Patients risk being lost when follow-up appointments after they have had an inpatient stay are not booked, says HSIB’s latest national report.

The issue of outpatient appointments not being made after an inpatient stay is a recognised issue across the NHS. This was reflected in HSIB’s evidence from staff interviews and focus groups, and examples from their previous investigations. They found that the lack of national data on the exact scale of the problem may exacerbate the issue – it is not widely reported and trusts often don’t know the intended appointment has not been booked unless informed by the patient.

HSIB examined the case of Pauline, a 54 year old woman who was discharged from hospital on two separate occasions and the intended follow-up appointments at specialist outpatient clinic were not made. Pauline had complex health issues and later died in hospital after a stay of two months. While her missed appointments did not contribute to her death, her case provided an insight into the issues that can be experienced by patients needing follow-up care.

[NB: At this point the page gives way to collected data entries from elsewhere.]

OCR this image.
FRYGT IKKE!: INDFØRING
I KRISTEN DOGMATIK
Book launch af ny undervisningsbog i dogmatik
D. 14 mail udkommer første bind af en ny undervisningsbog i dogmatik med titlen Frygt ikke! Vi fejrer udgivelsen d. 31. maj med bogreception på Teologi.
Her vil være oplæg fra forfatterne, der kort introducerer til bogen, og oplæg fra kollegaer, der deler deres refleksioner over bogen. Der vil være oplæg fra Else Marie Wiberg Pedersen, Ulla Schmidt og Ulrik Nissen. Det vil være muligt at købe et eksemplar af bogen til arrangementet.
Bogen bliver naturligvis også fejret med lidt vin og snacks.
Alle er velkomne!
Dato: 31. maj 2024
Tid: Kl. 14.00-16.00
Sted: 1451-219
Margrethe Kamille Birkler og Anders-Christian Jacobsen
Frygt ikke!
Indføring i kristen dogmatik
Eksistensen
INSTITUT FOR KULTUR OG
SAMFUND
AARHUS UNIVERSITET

HSIB’s national investigation identified the gaps in the assurance process behind booking outpatient appointments. They also considered opportunities for building resilience into the process to ensure timely appointments. For example, a key finding in the investigation was the lack of communication between IT systems in trusts. Joining up those systems would make it less likely that there are errors in the booking process. The report gives an example of one Trust that has fully integrated its outpatient appointment process with its IT system meaning all patients are automatically tracked and can be accounted for.

The investigation also considered the national drive to reduce the amount of in person outpatient appointments and the impact of digital transformation. They found that whilst this may improve efficiency and prevent some patients being ‘lost to follow up’, the national initiatives to transform outpatient services are not focused on building in assurance that intended appointments are made.

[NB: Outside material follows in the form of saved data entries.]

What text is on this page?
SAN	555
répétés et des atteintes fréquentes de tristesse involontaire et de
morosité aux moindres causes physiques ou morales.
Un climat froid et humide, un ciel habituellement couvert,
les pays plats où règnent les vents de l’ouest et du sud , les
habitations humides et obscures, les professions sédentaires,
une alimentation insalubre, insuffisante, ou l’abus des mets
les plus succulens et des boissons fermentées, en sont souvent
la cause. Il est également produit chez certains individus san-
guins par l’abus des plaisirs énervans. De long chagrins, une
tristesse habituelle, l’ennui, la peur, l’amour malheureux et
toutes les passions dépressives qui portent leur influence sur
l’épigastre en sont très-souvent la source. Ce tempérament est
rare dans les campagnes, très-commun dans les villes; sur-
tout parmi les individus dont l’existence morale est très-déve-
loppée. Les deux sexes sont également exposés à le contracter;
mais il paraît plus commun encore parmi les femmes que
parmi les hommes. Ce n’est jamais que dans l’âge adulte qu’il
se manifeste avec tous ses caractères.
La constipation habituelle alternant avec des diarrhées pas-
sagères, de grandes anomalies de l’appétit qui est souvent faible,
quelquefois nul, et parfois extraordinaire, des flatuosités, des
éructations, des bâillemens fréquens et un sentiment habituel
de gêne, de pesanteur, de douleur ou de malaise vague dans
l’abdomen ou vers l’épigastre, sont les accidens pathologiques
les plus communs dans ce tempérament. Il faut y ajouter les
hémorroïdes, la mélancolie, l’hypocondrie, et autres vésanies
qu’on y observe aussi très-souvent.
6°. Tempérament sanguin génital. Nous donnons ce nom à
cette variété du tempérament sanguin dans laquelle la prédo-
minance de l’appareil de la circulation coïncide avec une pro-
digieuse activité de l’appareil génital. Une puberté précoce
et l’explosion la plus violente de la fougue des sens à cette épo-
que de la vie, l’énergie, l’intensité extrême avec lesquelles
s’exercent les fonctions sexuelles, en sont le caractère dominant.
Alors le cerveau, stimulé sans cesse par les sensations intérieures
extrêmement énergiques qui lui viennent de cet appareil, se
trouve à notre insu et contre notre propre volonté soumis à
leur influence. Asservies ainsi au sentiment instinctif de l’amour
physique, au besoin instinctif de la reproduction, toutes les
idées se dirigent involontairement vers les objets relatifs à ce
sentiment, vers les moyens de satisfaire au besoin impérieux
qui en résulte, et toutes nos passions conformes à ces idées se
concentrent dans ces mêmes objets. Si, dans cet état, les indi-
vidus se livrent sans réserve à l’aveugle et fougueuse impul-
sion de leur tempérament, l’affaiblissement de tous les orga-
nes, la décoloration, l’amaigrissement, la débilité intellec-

The report concludes with two safety recommendations that are aimed at reducing the chance that patients will be lost after an inpatient stay and supporting the staff within trusts who are responsible for arranging appointments and tracking patients.

Dr Lesley Kay, Deputy Medical Director at HSIB says “With a national focus on the use of technology and Covid-19 expediting the use of virtual appointments, the way that outpatients are seen will inevitably change. However, whether the appointment is in person or conducted virtually, the process for booking outpatients is the same. This is why it is important that the booking process is underpinned by robust assurance.

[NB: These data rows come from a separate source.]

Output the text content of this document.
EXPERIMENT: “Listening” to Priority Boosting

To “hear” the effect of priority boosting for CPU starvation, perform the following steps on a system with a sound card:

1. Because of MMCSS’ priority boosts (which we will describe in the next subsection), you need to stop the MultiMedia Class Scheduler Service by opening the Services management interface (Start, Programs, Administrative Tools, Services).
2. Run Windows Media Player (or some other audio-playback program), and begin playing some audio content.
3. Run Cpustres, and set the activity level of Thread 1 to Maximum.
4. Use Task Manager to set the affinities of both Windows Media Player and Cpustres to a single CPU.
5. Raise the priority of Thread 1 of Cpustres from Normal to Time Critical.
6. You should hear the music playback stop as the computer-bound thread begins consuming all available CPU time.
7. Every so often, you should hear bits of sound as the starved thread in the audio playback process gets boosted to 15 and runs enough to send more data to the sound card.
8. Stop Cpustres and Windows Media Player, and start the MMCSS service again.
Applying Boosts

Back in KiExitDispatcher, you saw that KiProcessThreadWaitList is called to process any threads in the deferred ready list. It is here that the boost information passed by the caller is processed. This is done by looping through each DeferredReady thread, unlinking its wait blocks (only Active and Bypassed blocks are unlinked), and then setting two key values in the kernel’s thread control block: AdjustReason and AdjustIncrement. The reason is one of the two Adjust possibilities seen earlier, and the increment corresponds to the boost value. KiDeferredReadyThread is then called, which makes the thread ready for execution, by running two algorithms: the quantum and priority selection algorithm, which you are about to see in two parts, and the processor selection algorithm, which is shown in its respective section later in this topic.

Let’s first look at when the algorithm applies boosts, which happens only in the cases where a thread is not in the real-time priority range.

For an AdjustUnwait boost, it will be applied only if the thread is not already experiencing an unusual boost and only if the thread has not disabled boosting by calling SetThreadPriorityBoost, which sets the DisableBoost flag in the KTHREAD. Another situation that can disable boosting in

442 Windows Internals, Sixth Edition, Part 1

“Our investigation sought to not only show where current gaps in the booking process are but where the opportunities are to improve that process. We recognise the daily challenges facing the NHS as they tackle the fallout of the pandemic, and our safety recommendations are aimed at shifting the demand from staff to ensuring resilience and integration in the systems they use. By influencing the future design of the process, we can help ensure staff are supported and patients aren’t losing access to crucial follow-up care and treatment.”